You are right Cammy, in that there are few trained ID folks out there, and most come to this by chance. I retired last year, and was immediately deluged with requests to "come and work for me" -- so I started my own company. Who saw that coming? Not me! I haven't had to look for work yet, amazing. A senior designer with lots of experience and good knowledge of the field and I had no idea how valuable that could be.

Since I spent most of my career being the sole designer in a situation, and having to constantly explain what that meant - I'm really enjoying the conversations here! I'm getting to think about things I haven't had anyone to talk with about, and the different ideas and perspectives are very stimulating!

Lady of the Lake said...

I am also new to this blog, but glad I found it! Very interesting conversations here!

I took the path to ID through teaching. Got fascinated with computers early on (yeah, I'm old) and went back for Ph.D. in Instructional Technology - had to be talked into the doctoral program, as I never thought that was me. It was, as it turns out, a fantastic program - unlike Brent's, from the sounds of it. Gave me the framework to go any which way I wanted.

I never did become a real techie -- I am definitely best at designing, and depending on others to do the graphic design, programming, etc. I've spent most of my career in academia, although have also done corporate work.

I'm passionate about good teaching -- and that incorporates good design. At the college/university level, faculty aren't taught to do what they do. They need to be an excellent historian, a master chemist -- but there is no requirement to be a fantastic teacher. The skill set isn't the same. So I was a 'bridge' person for many years - the liaison between the techies and the faculty. I found that many times I actually was in a position of teaching the faculty how to teach (they didn't necessarily realize this).

You are right Cammy, in that there are few trained ID folks out there, and most come to this by chance.
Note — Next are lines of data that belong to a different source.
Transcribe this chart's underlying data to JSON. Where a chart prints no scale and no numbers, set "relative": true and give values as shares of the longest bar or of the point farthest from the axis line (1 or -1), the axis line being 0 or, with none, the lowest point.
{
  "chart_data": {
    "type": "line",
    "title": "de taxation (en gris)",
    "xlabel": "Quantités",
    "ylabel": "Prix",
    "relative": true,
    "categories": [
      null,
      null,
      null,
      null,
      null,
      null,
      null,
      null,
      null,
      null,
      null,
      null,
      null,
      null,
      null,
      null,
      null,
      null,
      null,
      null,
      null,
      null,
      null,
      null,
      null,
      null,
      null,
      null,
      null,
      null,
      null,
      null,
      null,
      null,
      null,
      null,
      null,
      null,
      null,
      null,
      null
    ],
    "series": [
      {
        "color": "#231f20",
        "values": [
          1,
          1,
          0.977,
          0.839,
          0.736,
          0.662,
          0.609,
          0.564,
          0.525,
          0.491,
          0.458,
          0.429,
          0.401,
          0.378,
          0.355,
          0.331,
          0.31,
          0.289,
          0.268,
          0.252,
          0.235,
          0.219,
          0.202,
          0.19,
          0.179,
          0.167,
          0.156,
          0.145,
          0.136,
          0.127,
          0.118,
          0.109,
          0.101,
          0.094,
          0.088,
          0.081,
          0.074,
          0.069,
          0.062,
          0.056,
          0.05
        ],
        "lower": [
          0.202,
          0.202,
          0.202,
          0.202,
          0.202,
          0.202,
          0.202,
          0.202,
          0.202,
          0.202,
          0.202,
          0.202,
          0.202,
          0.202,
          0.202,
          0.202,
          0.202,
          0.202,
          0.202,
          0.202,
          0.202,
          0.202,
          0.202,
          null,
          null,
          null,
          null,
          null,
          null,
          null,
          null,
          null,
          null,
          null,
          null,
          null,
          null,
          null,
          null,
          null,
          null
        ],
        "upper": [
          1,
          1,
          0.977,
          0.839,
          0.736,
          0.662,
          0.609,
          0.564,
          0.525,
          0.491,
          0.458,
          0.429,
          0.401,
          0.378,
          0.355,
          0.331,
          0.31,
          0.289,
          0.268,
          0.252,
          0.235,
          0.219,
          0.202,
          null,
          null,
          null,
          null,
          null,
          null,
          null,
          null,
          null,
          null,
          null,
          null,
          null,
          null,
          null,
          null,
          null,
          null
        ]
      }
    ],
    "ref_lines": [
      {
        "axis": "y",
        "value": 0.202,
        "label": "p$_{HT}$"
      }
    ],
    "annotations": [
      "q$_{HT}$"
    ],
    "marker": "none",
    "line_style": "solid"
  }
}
I retired last year, and was immediately deluged with requests to "come and work for me" -- so I started my own company. Who saw that coming? Not me! A senior designer with lots of experience and good knowledge of the field and I had no idea how valuable that could be.

Since I spent most of my career being the sole designer in a situation, and having to constantly explain what that meant - I'm really enjoying the conversations here! I'm getting to think about things I haven't had anyone to talk with about, and the different ideas and perspectives are very stimulating!

Sonu said...

I started off as a SME to a group of Instructional Designers. 6 months down the line I found the work they did so fascinating that I signed up for a Certificate Program in Instructional Design. A year later I was signed on the same team as an ID.